Book Read Free

House of Lads

Page 16

by Roland Lloyd Parry


  I knew what had happened there. One of them wars they go on about. I knew my mum had been a nurse for some goody group. I never knew that was where she’d been.

  I was feeling queasy but I made myself speak.

  “How’d I end up in Liverpool then?” I said it like I still didn’t believe him. But I could tell he’d have a good answer to that.

  “Duh? Your mom and dad took you there. Dangerous in Iraq in the nineties. She married him and took you both home with her.”

  “Don’t tell me. You got all that on paper?”

  He patted the file.

  “Why did he leave then?”

  He sniffed and blinked. “This is where it gets hard, Hami.”

  “Azo.”

  “Whatever. They kicked him out of the UK.”

  I felt sicker. “Why?”

  “Eeh... He was dodgy. Full of hate. Dangerous friends. They don’t like folks who tick those boxes.”

  “His job. On that form. He spoke English?”

  “Right. Clever man, your dad. Too clever. He thought he could play both sides.”

  “Eh?”

  “He wasn’t just helping us. He was part of the axis of evil all along. He was well-trained. Tough. They sent him back there and cut him loose. Lately, he’s been in Syria.”

  I saw myself from outside. Stood up in the air and looked down at me sitting there in that scabby metal box. A right mess I looked.

  “Are you working for Paterson?” I heard myself say.

  “Who?”

  “Let me speak to him.”

  “Who we talking about?”

  “Paterson. British intel. He’s the one running me.”

  “Running you?
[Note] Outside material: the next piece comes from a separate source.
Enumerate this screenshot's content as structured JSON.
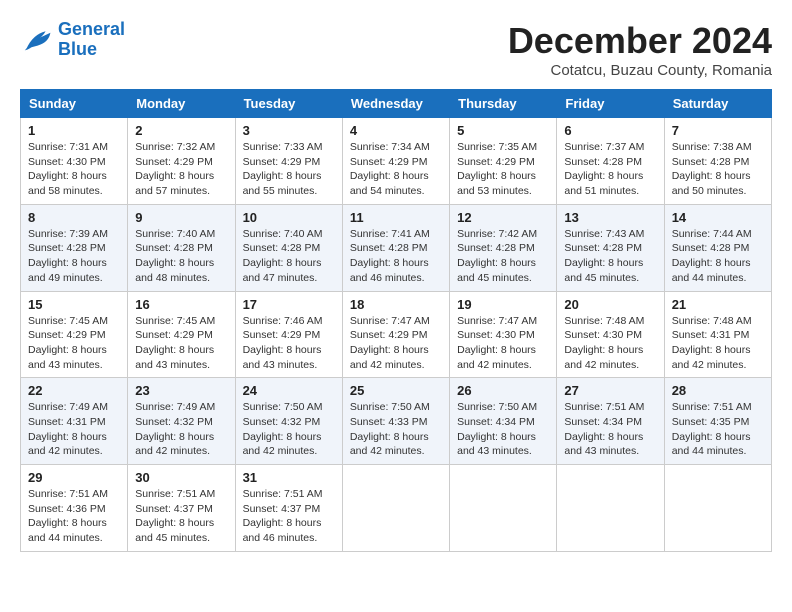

What are you, a half-marathon?”

  “I’m an asset, you bell-end.”

  He snorted.

  “I don’t look like much,” I said. “But my mum’s well proud of me.”
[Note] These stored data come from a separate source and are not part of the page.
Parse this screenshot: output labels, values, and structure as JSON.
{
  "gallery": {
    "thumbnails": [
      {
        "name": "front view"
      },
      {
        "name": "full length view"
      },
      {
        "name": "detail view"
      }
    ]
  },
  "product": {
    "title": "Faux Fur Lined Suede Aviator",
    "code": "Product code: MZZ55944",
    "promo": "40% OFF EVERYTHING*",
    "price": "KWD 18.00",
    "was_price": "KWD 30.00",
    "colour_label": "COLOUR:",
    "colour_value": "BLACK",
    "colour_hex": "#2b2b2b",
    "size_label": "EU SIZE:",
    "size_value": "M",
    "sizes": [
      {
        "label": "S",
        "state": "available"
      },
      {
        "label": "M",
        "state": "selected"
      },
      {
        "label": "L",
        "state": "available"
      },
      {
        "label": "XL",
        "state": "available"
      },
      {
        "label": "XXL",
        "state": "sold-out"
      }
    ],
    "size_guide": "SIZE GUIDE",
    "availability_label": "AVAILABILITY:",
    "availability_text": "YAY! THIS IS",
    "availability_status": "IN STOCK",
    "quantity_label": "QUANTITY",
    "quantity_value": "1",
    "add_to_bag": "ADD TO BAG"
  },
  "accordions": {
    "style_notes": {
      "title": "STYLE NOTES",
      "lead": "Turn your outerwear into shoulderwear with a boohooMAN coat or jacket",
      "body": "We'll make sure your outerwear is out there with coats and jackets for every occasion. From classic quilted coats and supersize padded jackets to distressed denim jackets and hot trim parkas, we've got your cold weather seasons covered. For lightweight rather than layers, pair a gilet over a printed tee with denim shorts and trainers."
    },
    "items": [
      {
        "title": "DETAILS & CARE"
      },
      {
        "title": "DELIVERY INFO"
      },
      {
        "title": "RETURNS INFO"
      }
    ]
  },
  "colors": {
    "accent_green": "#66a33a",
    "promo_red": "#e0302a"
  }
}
  He looked lost for a sec. Then he smirked. Then he frowned like he was listening at last. He heaved himself up out of his armchair and walked out, jinking the wire and clanging the metal shut behind him.

  It was locked when I got to it. I grabbed at it, then yanked my hand away. A leccy charge. It nipped my fingertips and whipped up my arm. I yelled and jumped and fell back on my arse.

  I took a piss in the bucket and waited.

  He was gone so long I ended up lying down on the matting again. Wasn’t the comfiest spot, but I dozed off. It was knackering being in my head lately.

  When I opened my eyes again, the feller was still gone. Someone else had joined me. When I lifted my head from the floor, I saw it sitting in the corner by the opening, looking at me. A black Alsatian with yellow eyes.

  I rolled onto my side and pushed myself up sitting. The dog twitched and growled but stayed where it was. I pushed myself backwards away from it, to the far end. I leaned my back against the metal and waited.

  Ten minutes later, the feller clanged in through the door again. He handed me a bottle of water. He stepped back and looked down at me.

  “So I looked up this Paterson,” he said. “No one’s heard of him.”

  “No one who?”

  “You Britskies share everything with us.”

  “So?”

  “So either you’re full of shit, Hami, or our Britsky chums are hiding things from us. Which would be bad.”

  “And it’s not bad snatching one of us off the street and flying him to Shitistan?”

  “Like I said, we share everything.”

  I ground my teeth. So someone on my own side had signed off on this. Paterson always said he worked in the shadows, but this was taking the piss.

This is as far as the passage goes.